Sitrep* on wealth and fairness

*sitrep, military-speak for situation report

The Congressional Budget Office reports the obvious, the richest 1% have been getting richer while everyone else has been stagnant:

Between 1979 and 2007, the top 1 percent of Americans with the highest incomes have seen their incomes grow by an average of 275 percent, according to the CBO study (PDF).
In comparison, the 60 percent of Americans in the middle of the income scale saw their incomes increase by just 40 percent during the same time period, according to the study, which was based on a combination of IRS and Census data.
 Meanwhile, people like Herman Cain and Rick Perry float tax plans that will punish the poor and help that 1%.  They and others like Ron Paul also want to strip the government to regulate business, presumably including safety of the food supply.  At the same time the present system shows it is not strict enough:
The death toll linked to Listeria-contaminated cantaloupes in the United States has climbed to 28, the Centers for Disease Control and Prevention said on Tuesday.
Whole or pre-cut Rocky Ford-brand cantaloupes from Colorado-based Jensen Farms have been traced as the cause of what has become the deadliest U.S. food-borne Listeria outbreak in a quarter century.
The way higher ed operates has gotten a pass (IMHO it is a systems of cronyism that awards the haves at the expense of the have-nots), except in terms of the cost:
In-state tuition at public colleges shot up 8.3 percent this year to an average of $8,244, according to an analysis by the College Board. Tuition at private four-year colleges jumped a more modest 4.5 percent, to an average of $28,500.
This is above the rate of inflation, but then so the salaries of the top administrators are way above that of faculty and staff - and the number of these administrators and their salaries keep growing.

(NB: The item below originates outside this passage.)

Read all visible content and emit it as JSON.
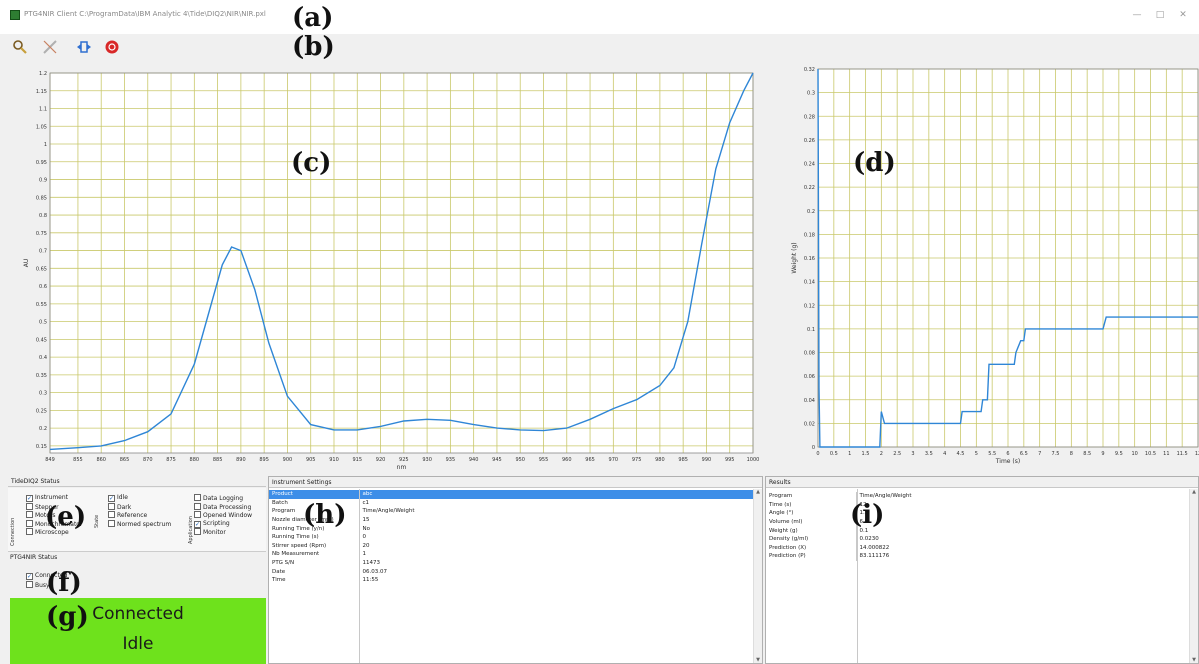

Even the Vatican has chimed in on the economic stresses in the world (not surprising if you know Catholic Social teaching).  As Andrew Sullivan says, this has not gone down well with those who can't  reconcile modern American Republicanism with their supposed strong faith:
You knew the Church's effective endorsement of Occupy Wall Street would prompt a sudden outbreak of heterodoxy on the theocon right, didn't you? I mean any Catholic challenge to Randian orthodoxy in the GOP must be smacked down quickly, right? And, sure enough, the theocon blogosphere rises as one in dissent.
But some are saying us Gen Xers like yours truly are happy and balanced. Well there's my personal world and the greater world so I guess it depends on which you are looking at.